Jealousy is fed by imagination and often not facts.
Fears and feelings can be so strong they can sabotage or end a relationship, or create a self-fulfilling prophecy.
It’s not easy being in a relationship with a partner behaving jealously and it can feel very controlling.
Counselling can help by helping you:
- Work to feel happier in yourself and less entwined with your partner.
- Take time out to think through rather than accuse.
- Reduce jealous feelings by working on trust .
- Take responsibility for your behaviour, whether that is jealous or angry - this is part of being adult in your relationship.
Source: Litvinoff, The Relate Guide to Better Relationships
It is normal for both partners in a relationship not to agree at times. No one can possibly agree on everything, all of the time.
Anger is often an umbrella term which can cover a variety of emotions; sadness, anxiety, depression, jealousy, shame, fear, insecurity, grief, sadness, rejection, injustice or guilt.

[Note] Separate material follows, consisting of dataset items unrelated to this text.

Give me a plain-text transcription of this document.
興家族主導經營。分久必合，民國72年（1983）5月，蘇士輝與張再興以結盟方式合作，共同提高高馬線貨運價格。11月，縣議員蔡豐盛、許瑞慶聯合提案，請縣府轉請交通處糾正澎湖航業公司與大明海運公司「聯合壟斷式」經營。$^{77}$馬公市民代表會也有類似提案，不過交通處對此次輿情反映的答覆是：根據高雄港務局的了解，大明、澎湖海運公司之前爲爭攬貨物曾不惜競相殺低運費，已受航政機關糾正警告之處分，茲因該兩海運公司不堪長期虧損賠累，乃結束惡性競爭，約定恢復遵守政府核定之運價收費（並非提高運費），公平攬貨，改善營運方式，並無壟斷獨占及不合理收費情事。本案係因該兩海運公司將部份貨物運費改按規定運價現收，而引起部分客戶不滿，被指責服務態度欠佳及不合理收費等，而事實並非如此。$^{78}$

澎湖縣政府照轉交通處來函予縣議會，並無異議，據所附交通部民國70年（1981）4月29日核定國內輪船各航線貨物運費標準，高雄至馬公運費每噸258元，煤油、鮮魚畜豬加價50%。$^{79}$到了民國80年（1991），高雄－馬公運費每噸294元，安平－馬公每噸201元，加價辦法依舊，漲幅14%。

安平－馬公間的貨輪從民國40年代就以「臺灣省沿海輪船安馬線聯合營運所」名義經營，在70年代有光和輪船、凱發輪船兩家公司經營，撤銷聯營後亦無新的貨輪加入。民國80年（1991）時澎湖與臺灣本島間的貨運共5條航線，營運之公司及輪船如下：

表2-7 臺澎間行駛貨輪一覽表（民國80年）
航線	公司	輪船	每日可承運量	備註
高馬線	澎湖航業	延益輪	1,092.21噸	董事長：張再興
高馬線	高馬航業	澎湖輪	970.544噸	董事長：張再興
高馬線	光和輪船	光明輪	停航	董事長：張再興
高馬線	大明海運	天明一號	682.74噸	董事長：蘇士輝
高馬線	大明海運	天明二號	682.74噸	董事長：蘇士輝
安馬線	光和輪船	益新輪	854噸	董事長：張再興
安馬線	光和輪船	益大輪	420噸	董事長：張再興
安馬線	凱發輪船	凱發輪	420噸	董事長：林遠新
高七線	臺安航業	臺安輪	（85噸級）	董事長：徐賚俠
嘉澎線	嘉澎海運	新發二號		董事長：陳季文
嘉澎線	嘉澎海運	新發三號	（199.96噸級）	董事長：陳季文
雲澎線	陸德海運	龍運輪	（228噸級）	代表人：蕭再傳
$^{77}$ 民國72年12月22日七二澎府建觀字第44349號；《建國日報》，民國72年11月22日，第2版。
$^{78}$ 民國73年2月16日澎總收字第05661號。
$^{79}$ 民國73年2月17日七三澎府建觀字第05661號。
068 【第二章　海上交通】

Anger gets a bad reputation because of the harm it can cause others. The feeling is just a feeling. It's what we do with it can cause problems. When you row you can assume positions of opponents. It can become a win or lose situation and you can say things you don't really mean and later regret. These words and this behaviour can destroy relationships.
Different families have different ways of dealing with anger or having a row.
Children may learn these behaviours from their parents.
It can be useful to explore our own anger... triggers, signs, influences, and actions.
People cope with anger in different ways. Some people will avoid it by not acknowledging they feel it. Others will withdraw or run away from it. Anger can be stored away over time inside you. This may seem like a pressure cooker. Anger can eventually explode.
Counselling can help you explore your relationship with anger and change it. Counselling will encourage people to take responsibility for their anger and learn the differences between anger and aggression. It can help identify triggers and develop coping strategies and action, change.
Work on assertiveness may help communication as it does not involve either becoming confrontational (fight) or running away (flight), but means having respectful attitude toward yourself and your partner.
My Client safety - physical and emotional - is of the upmost concern and a counsellor may refer clients to individual support as appropriate.